Lisbon’s Sticky Secrets & Slightly Broken Beats
okay, so i’m pretty sure i’m running on fumes and lukewarm espresso. 37.87 feels like 40.27, which is basically a polite way of saying i’m sweating like a marathon runner in a sauna. the pressure’s sitting at 1009, which is… unsettling. humidity’s 33, so it’s like stepping into a warm, damp hug that’s slowly trying to suffocate you. i just checked and it's...there right now, hope you like that kind of thing. i landed in Lisbon yesterday, and honestly, it’s a beautiful mess. like, a really, really beautiful mess.
I was aiming for a chill, ‘discover-the-soul-of-portugal’ vibe, but ended up mostly just wandering around getting lost and eating pastel de nata until my stomach threatened to stage a revolt. the air smells like salt, grilled sardines, and something vaguely floral - probably the jasmine climbing all over the buildings. it’s a chaotic symphony of scooters, shouting vendors, and the mournful wail of fado music drifting from tiny bars.
I’m staying in Alfama, which is basically a giant, crumbling staircase leading to nowhere. it’s charming, in a ‘about-to-collapse-at-any-moment’ kind of way. i found this little guesthouse - ‘Casa da Saudade’ - which is exactly what you’d expect: a place that smells of old wood and forgotten dreams. the owner, Manuel, keeps offering me shots of gin and telling me stories about his grandfather, who apparently wrestled bears in the 1930s. i’m not entirely sure if he’s serious, but it’s entertaining.
I spent today exploring the *Castelo de São Jorge - seriously, the views are insane. you can see the whole city sprawled out below you, a patchwork of terracotta roofs and winding streets. someone told me that the peacocks there are notoriously grumpy, so maybe don’t make eye contact. i also stumbled upon a tiny, unmarked tile workshop where an old man was meticulously hand-painting intricate designs. it was mesmerizing. check out more about the castle here: https://www.visitlisboa.com/en/content/castelo-sa%C3%B3-jorge
Then there’s the food. oh god, the food. i’ve eaten more seafood in the last 24 hours than i have in my entire life. grilled octopus, clams in white wine, bacalhau (salted cod) prepared in a million different ways… i’m pretty sure i’m going to turn into a fish. i found this amazing little tasca - ‘Zé do Mar’ - down a side street. it’s tiny, packed with locals, and the seafood is ridiculously fresh. i overheard a drunk tourist telling the waiter that the arroz de marisco was “the best thing he’d ever tasted,” which, honestly, felt a little dramatic.
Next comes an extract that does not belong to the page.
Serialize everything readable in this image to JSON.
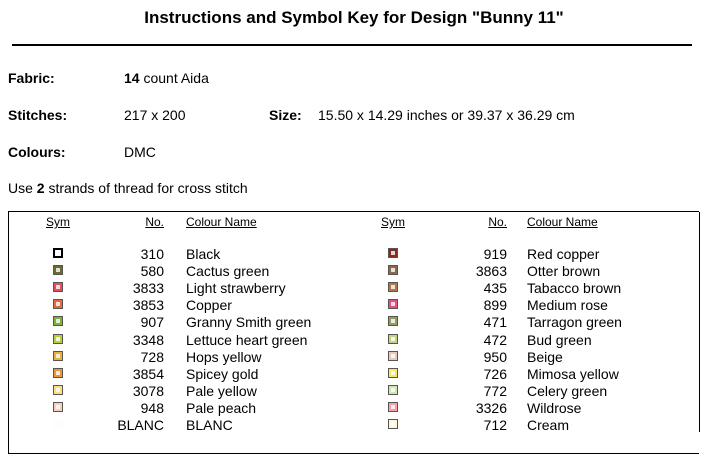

I’m trying to capture the energy of the city with my camera, but it’s proving difficult. Lisbon is just… loud. it’s a sensory overload. i’m aiming for gritty, authentic, a little bit broken. here’s a shot i took near the LX Factory*, a repurposed industrial complex filled with cool shops and restaurants:
Speaking of the LX Factory, it’s a total vibe. it’s like a hipster’s dream come true - vintage shops, street art, independent designers, and a whole lot of exposed brick. i found this incredible vintage store called ‘Lost & Found’ - they had the coolest collection of 70s dresses. if you get bored, Porto is just a short drive away.
I also checked out a few local boards - https://www.reddit.com/r/lisbon/ - and it seems like the best thing to do is just wander and get lost. apparently, there’s a secret fado bar hidden in the Alfama district that only locals know about. i’m determined to find it.
Here’s a little snippet of overheard gossip from a cafe near Rossio Square: `
“Don’t trust the taxi drivers near the train station. They’ll overcharge you, I swear. And watch out for the pigeons - they’re vicious.”
` Seriously, the pigeons are terrifying.
I’m heading to Belém tomorrow to visit the Jerónimos Monastery and the Belém Tower. i heard that the custard tarts there are even better than the ones in Pastelaria de Belém. i’m not taking any chances.
And one last thing: if you’re looking for a good place to eat, check out this Yelp review: https://www.yelp.com/biz/time-out-lisbon-restaurant-lisbon
Okay, i need more coffee. and maybe a nap.
Seriously, the energy here is something else. it’s like the city is constantly buzzing with a million different stories.
One more thing i heard: `
“The best way to see Lisbon is on foot. Just get lost and you’ll find something amazing.”
` It’s true, I think.
And finally, a little tip from a local: `
“Always carry cash. Many places don’t accept cards.”
` Lesson learned.
I’m off to find another pastel de nata. wish me luck.